I stretched my initial pick-up measure (using the "}" brace), in order to align the bars with those of the next line of music.

Unfortunately that stretches out the two beamed eighth-notes across the measure. My intent is to just stretch the white-space at the left of the notes, so that the notes are right-aligned within the measure.

Is there a way to reposition the notes horizontally within a measure?

-David


Comments

Not sure without seeing this why you would want to right-align those notes, but here is how to move a note without affecting anything else:

1. Select the note you want to move, push F8 to open the Inspector, and adjust the horizontal offset until the note is where you want it to be.

2. To move more than one note at a time, select them by clicking on each in turn while holding down Left CTL, then adjust the horizontal offset for Chord in the Inspector.

In reply to by Recorder485

Thanks for your reply. I tried the note offset feature in the inspector. Unfortunately, that only moves the head of the note, which is not what I want to accomplish.

Attached is a photo of some music after the initial pick-up measure has been stretched in order to better align the bars with the bars of the subsequent lines of music.
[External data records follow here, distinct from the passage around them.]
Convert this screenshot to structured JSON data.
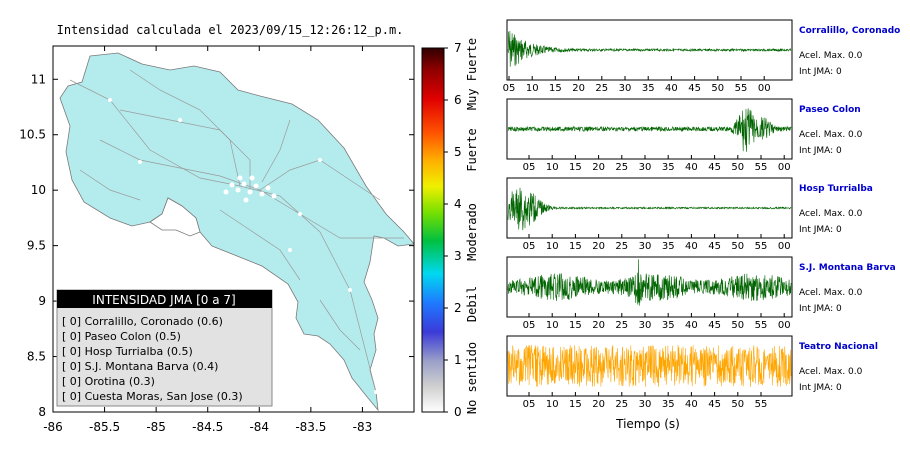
{
  "map": {
    "title": "Intensidad calculada el 2023/09/15_12:26:12_p.m.",
    "x_ticks": [
      "-86",
      "-85.5",
      "-85",
      "-84.5",
      "-84",
      "-83.5",
      "-83"
    ],
    "y_ticks": [
      "11",
      "10.5",
      "10",
      "9.5",
      "9",
      "8.5",
      "8"
    ],
    "land_color": "#b4ecee",
    "legend": {
      "title": "INTENSIDAD JMA [0 a 7]",
      "items": [
        "[ 0]  Corralillo, Coronado (0.6)",
        "[ 0]  Paseo Colon (0.5)",
        "[ 0]  Hosp Turrialba (0.5)",
        "[ 0]  S.J. Montana Barva (0.4)",
        "[ 0]  Orotina (0.3)",
        "[ 0]  Cuesta Moras, San Jose (0.3)"
      ]
    }
  },
  "colorbar": {
    "ticks": [
      "7",
      "6",
      "5",
      "4",
      "3",
      "2",
      "1",
      "0"
    ],
    "labels": [
      "Muy Fuerte",
      "Fuerte",
      "Moderado",
      "Debil",
      "No sentido"
    ]
  },
  "traces": [
    {
      "station": "Corralillo, Coronado",
      "accel": "Acel. Max. 0.0",
      "int": "Int JMA: 0",
      "color": "#006400",
      "tick_labels": [
        "05",
        "10",
        "15",
        "20",
        "25",
        "30",
        "35",
        "40",
        "45",
        "50",
        "55",
        "00"
      ]
    },
    {
      "station": "Paseo Colon",
      "accel": "Acel. Max. 0.0",
      "int": "Int JMA: 0",
      "color": "#006400",
      "tick_labels": [
        "05",
        "10",
        "15",
        "20",
        "25",
        "30",
        "35",
        "40",
        "45",
        "50",
        "55",
        "00"
      ]
    },
    {
      "station": "Hosp Turrialba",
      "accel": "Acel. Max. 0.0",
      "int": "Int JMA: 0",
      "color": "#006400",
      "tick_labels": [
        "05",
        "10",
        "15",
        "20",
        "25",
        "30",
        "35",
        "40",
        "45",
        "50",
        "55",
        "00"
      ]
    },
    {
      "station": "S.J. Montana Barva",
      "accel": "Acel. Max. 0.0",
      "int": "Int JMA: 0",
      "color": "#006400",
      "tick_labels": [
        "05",
        "10",
        "15",
        "20",
        "25",
        "30",
        "35",
        "40",
        "45",
        "50",
        "55",
        "00"
      ]
    },
    {
      "station": "Teatro Nacional",
      "accel": "Acel. Max. 0.0",
      "int": "Int JMA: 0",
      "color": "#ffa500",
      "tick_labels": [
        "05",
        "10",
        "15",
        "20",
        "25",
        "30",
        "35",
        "40",
        "45",
        "50",
        "55"
      ]
    }
  ],
  "xlabel": "Tiempo (s)",
  "chart_data": [
    {
      "type": "scatter",
      "title": "Intensidad calculada el 2023/09/15_12:26:12_p.m.",
      "xlim": [
        -86,
        -82.5
      ],
      "ylim": [
        8,
        11.3
      ],
      "x_ticks": [
        -86,
        -85.5,
        -85,
        -84.5,
        -84,
        -83.5,
        -83
      ],
      "y_ticks": [
        8,
        8.5,
        9,
        9.5,
        10,
        10.5,
        11
      ],
      "legend": [
        "Corralillo, Coronado (0.6)",
        "Paseo Colon (0.5)",
        "Hosp Turrialba (0.5)",
        "S.J. Montana Barva (0.4)",
        "Orotina (0.3)",
        "Cuesta Moras, San Jose (0.3)"
      ],
      "intensities": [
        0,
        0,
        0,
        0,
        0,
        0
      ],
      "calculated": [
        0.6,
        0.5,
        0.5,
        0.4,
        0.3,
        0.3
      ]
    },
    {
      "type": "line",
      "xlabel": "Tiempo (s)",
      "series": [
        {
          "name": "Corralillo, Coronado",
          "accel_max": 0.0,
          "int_jma": 0
        },
        {
          "name": "Paseo Colon",
          "accel_max": 0.0,
          "int_jma": 0
        },
        {
          "name": "Hosp Turrialba",
          "accel_max": 0.0,
          "int_jma": 0
        },
        {
          "name": "S.J. Montana Barva",
          "accel_max": 0.0,
          "int_jma": 0
        },
        {
          "name": "Teatro Nacional",
          "accel_max": 0.0,
          "int_jma": 0
        }
      ]
    }
  ]
}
I would like the first line's pick-up notes to look like the pick-up notes in the other lines, not stretched out over the entire measure, but, rather, right-aligned.

Is moving the entire note (head, tail and stem) horizontally possible?

David

Attachment Size
MusescoreAlignmentIssue.jpg 31.46 KB

In reply to by dddiam

To answer your actual question, yes, it is possible, but for a single note you'll need to move the note-head first, and then select the stem and move that, and (if applicable) the beam and move that. Either that, or select the note-head, stem, and beam in sequence (holding down L-CTL all the time), and then move that whole group of elements under the 'chord' heading.
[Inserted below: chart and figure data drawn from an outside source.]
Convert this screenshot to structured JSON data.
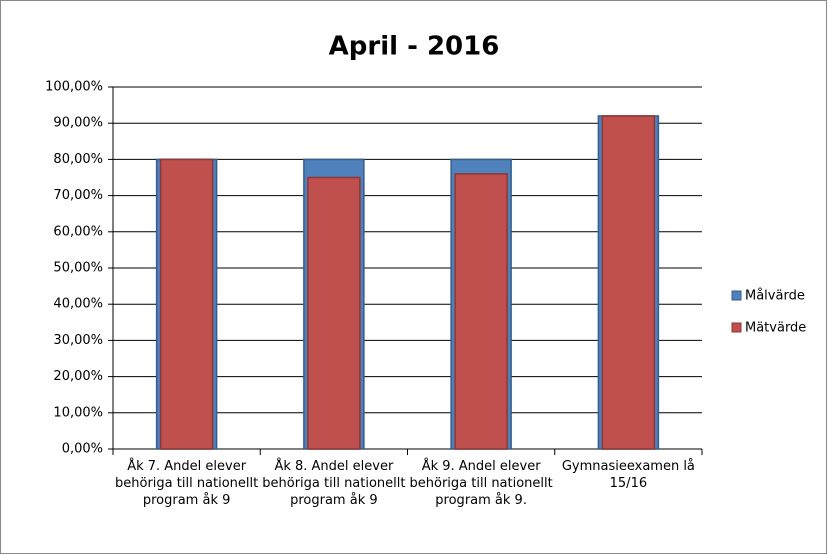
{
  "chart_data": {
    "type": "bar",
    "title": "April - 2016",
    "categories": [
      "Åk 7. Andel elever behöriga till nationellt program åk 9",
      "Åk 8. Andel elever behöriga till nationellt program åk 9",
      "Åk 9. Andel elever behöriga till nationellt program åk 9.",
      "Gymnasieexamen lå 15/16"
    ],
    "series": [
      {
        "name": "Målvärde",
        "color": "#4f81bd",
        "values": [
          80,
          80,
          80,
          92
        ]
      },
      {
        "name": "Mätvärde",
        "color": "#c0504d",
        "values": [
          80,
          75,
          76,
          92
        ]
      }
    ],
    "ylim": [
      0,
      100
    ],
    "yticks": [
      {
        "value": 0,
        "label": "0,00%"
      },
      {
        "value": 10,
        "label": "10,00%"
      },
      {
        "value": 20,
        "label": "20,00%"
      },
      {
        "value": 30,
        "label": "30,00%"
      },
      {
        "value": 40,
        "label": "40,00%"
      },
      {
        "value": 50,
        "label": "50,00%"
      },
      {
        "value": 60,
        "label": "60,00%"
      },
      {
        "value": 70,
        "label": "70,00%"
      },
      {
        "value": 80,
        "label": "80,00%"
      },
      {
        "value": 90,
        "label": "90,00%"
      },
      {
        "value": 100,
        "label": "100,00%"
      }
    ],
    "grid": true,
    "legend": "right"
  }
}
However, good music typography does NOT require bar-lines to line up vertically in succeeding lines of music. I don't see any need for you to align that pick-up measure with the ones on the following lines of music. If you insist on having all your bar-lines aligned vertically throughout an entire piece of music, your printed score will look very odd indeed.

In reply to by dddiam

I think if you really want that sort of non-standard layout where the pickup takes as much room as a normal measure, you should not create it as a pickup in the first place, but as a normal measure, with the first three beats rest, and then you can make those rests invisible. Then everything will lay out as you are describing.
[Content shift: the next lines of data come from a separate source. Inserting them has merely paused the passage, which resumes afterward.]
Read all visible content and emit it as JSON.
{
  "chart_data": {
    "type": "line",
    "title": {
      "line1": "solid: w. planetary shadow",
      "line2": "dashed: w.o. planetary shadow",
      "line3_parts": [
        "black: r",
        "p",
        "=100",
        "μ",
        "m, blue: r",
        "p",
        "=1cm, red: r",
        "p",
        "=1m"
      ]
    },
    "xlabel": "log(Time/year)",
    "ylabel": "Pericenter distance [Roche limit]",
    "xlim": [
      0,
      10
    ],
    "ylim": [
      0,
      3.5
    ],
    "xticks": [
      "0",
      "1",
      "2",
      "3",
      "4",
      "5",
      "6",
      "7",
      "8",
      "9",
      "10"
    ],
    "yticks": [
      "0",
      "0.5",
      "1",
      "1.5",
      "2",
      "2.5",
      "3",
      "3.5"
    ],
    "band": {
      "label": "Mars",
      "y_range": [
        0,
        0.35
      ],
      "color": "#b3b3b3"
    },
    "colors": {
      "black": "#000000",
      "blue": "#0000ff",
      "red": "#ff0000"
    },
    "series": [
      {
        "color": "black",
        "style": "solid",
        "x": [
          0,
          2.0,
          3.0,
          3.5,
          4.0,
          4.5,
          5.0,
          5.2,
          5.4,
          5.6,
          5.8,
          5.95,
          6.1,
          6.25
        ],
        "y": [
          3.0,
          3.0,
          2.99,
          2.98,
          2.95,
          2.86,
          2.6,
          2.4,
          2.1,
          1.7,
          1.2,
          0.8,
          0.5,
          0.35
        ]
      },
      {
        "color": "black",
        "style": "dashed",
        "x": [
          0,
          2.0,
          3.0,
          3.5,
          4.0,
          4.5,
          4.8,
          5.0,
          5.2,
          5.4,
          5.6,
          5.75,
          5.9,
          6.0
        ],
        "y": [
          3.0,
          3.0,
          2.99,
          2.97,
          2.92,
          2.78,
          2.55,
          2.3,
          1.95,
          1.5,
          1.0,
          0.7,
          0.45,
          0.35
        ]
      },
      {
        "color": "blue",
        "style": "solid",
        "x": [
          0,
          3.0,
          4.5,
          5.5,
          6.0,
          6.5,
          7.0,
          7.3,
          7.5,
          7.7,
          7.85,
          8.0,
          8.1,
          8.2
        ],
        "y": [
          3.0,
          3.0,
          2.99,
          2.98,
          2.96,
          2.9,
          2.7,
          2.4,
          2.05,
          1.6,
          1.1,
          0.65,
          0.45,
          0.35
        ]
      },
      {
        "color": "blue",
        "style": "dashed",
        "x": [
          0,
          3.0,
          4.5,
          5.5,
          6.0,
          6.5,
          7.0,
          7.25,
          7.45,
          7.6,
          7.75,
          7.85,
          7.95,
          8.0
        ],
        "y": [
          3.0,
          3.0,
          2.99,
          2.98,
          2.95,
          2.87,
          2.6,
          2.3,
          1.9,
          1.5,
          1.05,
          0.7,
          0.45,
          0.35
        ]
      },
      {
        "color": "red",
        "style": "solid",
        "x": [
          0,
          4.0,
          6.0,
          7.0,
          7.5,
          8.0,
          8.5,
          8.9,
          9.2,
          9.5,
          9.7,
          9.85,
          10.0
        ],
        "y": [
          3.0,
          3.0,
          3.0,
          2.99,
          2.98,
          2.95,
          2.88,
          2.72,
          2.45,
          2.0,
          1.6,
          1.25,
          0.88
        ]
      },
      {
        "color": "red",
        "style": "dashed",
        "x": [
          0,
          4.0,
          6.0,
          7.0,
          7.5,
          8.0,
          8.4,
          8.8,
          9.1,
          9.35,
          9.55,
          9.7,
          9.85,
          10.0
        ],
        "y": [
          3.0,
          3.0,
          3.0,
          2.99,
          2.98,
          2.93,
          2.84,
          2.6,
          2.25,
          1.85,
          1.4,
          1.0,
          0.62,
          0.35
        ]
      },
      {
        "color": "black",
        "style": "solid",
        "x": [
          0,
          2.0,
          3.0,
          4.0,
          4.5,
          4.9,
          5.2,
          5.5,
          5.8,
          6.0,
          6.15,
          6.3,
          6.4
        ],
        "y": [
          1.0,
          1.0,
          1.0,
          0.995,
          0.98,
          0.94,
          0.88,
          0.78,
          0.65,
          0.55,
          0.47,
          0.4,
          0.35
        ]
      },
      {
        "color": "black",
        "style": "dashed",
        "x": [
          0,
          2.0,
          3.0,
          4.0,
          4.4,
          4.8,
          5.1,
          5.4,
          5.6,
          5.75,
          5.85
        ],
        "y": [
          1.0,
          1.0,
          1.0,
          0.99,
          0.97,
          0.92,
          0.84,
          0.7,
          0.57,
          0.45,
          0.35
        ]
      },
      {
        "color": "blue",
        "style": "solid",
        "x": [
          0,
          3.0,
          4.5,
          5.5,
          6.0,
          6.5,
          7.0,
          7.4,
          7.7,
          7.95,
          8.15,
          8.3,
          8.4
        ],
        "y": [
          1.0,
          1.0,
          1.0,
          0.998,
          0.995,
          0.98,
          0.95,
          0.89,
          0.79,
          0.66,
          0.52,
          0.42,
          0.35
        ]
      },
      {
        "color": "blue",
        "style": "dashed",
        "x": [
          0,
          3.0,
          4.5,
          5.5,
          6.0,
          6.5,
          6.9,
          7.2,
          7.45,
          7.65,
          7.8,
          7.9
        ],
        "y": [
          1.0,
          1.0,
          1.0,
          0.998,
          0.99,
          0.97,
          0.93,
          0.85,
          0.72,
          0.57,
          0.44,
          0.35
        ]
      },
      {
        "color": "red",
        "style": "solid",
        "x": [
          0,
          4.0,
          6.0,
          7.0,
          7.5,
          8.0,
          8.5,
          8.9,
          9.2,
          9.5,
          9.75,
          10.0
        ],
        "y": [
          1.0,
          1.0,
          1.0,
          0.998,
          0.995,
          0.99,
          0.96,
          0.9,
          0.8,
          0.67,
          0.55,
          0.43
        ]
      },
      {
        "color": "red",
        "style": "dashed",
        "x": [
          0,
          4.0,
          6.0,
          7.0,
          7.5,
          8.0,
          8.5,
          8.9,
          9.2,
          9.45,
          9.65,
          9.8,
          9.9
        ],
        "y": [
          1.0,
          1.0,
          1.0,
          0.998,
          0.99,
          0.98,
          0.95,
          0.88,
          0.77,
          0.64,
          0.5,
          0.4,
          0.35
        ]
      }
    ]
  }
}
But you should definitely ask yourself if it is really worth going to that trouble just to create non-standard layout when the standard layout would be more familair to most readers.

In reply to by Marc Sabatella

Thank you to all who replied. Your suggestions are all good.

And I agree that other musicians don't care.

Although I have played a variety of instruments my entire life, it is only in the past year that I have decided to learn to read musical notation, and I still falter a little with it. So the alignment is only for my own benefit. I plan to improvise and write down changes to that piece, and the symmetry helps me get a better integrated, all-at-once feel for the piece. As I add variations, the differences will pop out at me.

Thanks for your help.

Regards,
David

In reply to by dddiam

It's not that other musicians 'don't care', it's that there are standards for music typography that should be adhered to. Imagine if you were writing a simple text on a page and insisted on trying to line up the beginnings of every word in each succeeding line of type. Your text would resemble a columnar table and the reader would have a great deal of trouble following the sense of the words.

In general, MuseScore will place things appropriately for good music notation, so until you have more experience reading music, it would be best for you to let it do so.